Participants on Thursday at an OPEC meetng in Abu Dhabi, where producers appeared ready to call for even tighter adherence to the production cuts they have maintained for almost three years. But that was before the attack this weekend.CreditKarim Sahib/Agence France-Presse — Getty Images

“For now, markets are well-supplied with ample commercial stocks, “ the agency said in a statement on Saturday, adding that it was “monitoring” the Saudi situation.

Saudi Arabia has roughly 27 days of supply stockpiled, according to S&P Global Platts, a provider of energy information. That stockpile is stored not only in the kingdom but also Egypt, Japan and the Netherlands for added security.

The developed countries and China have sizable strategic reserves as well in cases of emergency, although stockpiles have been declining in the United States and Europe in recent weeks.

Until this weekend, OPEC has been more concerned about oversupply than shortages. As recently as Thursday, oil officials from OPEC, Russia and other producers met in Abu Dhabi and appeared to call for even tighter adherence to the production cuts they have maintained for almost three years. Those cuts were aimed at propping up prices and keeping the market from being swamped by oil.
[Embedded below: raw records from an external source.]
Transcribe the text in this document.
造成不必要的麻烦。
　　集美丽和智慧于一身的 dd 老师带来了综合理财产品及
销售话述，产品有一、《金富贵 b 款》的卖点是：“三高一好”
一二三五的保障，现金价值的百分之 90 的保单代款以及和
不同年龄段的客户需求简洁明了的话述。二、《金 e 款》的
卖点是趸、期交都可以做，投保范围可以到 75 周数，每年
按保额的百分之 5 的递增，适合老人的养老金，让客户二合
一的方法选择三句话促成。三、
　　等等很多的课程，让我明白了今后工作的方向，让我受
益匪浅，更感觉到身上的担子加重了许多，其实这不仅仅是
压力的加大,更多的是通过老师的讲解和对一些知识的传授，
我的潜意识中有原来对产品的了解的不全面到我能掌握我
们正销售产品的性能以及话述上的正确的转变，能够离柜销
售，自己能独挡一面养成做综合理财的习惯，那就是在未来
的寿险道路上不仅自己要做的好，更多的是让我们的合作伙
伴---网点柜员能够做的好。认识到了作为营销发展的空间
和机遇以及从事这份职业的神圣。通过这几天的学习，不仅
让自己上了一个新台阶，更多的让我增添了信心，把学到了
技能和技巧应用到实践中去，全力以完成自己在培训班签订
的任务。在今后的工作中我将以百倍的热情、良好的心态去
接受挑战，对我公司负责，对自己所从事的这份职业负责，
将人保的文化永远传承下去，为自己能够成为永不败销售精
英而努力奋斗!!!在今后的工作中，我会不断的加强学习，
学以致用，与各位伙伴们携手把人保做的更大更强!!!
The United States alone has as much as 713 million barrels in its strategic reserve, and administration officials are already talking about releasing some oil on the market to tamp down any gasoline price increase.

President Trump said in a tweet on Sunday evening that he had “authorized the release of oil from the Strategic Petroleum Reserve, if needed.”.

Such releases have had a powerful psychological effect on oil markets since the reserve was established after the oil embargoes of the 1970s. It has been drawn only occasionally, including during the first Persian Gulf war in 1991, Hurricane Katrina in 2005 and during the Arab Spring in 2011, when Libyan exports were halted.